Souvent je raconte que l'image publicitaire en dit plus sur l'époque que sur le produit qu'elle devrait vendre. Un exemple aujourd'hui crève l'écran. J'en arrive même à me demander, après tant et tant d'années, comment c'est encore possible de faire ce genre de spot publicitaire.

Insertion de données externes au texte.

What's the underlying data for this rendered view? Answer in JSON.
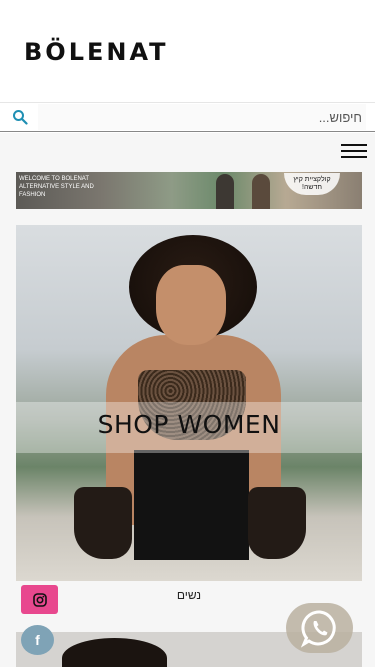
{
  "header": {
    "logo_text": "BÖLENAT"
  },
  "search": {
    "placeholder": "חיפוש..."
  },
  "menu": {
    "icon": "hamburger-icon"
  },
  "promo_banner": {
    "left_text": "WELCOME TO BOLENAT ALTERNATIVE STYLE AND FASHION",
    "right_text": "קולקציית קיץ חדשה!"
  },
  "hero": {
    "title": "SHOP WOMEN",
    "caption": "נשים"
  },
  "social": {
    "instagram_icon": "instagram-icon",
    "facebook_icon": "facebook-icon",
    "facebook_glyph": "f",
    "instagram_color": "#e8488e",
    "facebook_color": "#7fa3b6"
  },
  "whatsapp": {
    "icon": "whatsapp-icon",
    "color": "#bab0a0"
  }
}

Récit: un visage, béat, imbécile s'inscrit sur l'écran de mon téléviseur. Une musique anglo-saxonne que je n'écoute pas remplit l'espace sonore (pauvreté du travail), pendant qu'un mouvement d'appareil contourne la tête de l'individu souriant. Il y a plusieurs variations, plusieurs spots : cela peut-être un jeune homme, ou une femme un peu plus âgée, ou un autre individu niais. La constance c'est cette expression de plaisir stupide qui habite le personnage (belle performance d'acteur). Dés que la caméra passe un certain angle de prise de vue, on comprend d'où vient l'expression du visage : l'individu n'a plus de cerveau. Son crâne est scié, bien dégagé derrière les oreilles. Une agitation règne dans le vide de la boîte crânienne. La mise en scène d'éléments, en miniature, d'un jeu occupe la pauvre tête de la victime. Le film publicitaire veut nous vanter, avec humour, les qualités du divertissement généré par une boîte numérique de jeux. Comme cette boîte permet (je crois) de regarder aussi des films en H.D., nous avons là une sublime présentation d'une coupe scientifique d'un cerveau disponible. Le divertissement serait donc d'après ce spot juste de la lobotomie. On aura jamais été aussi clair.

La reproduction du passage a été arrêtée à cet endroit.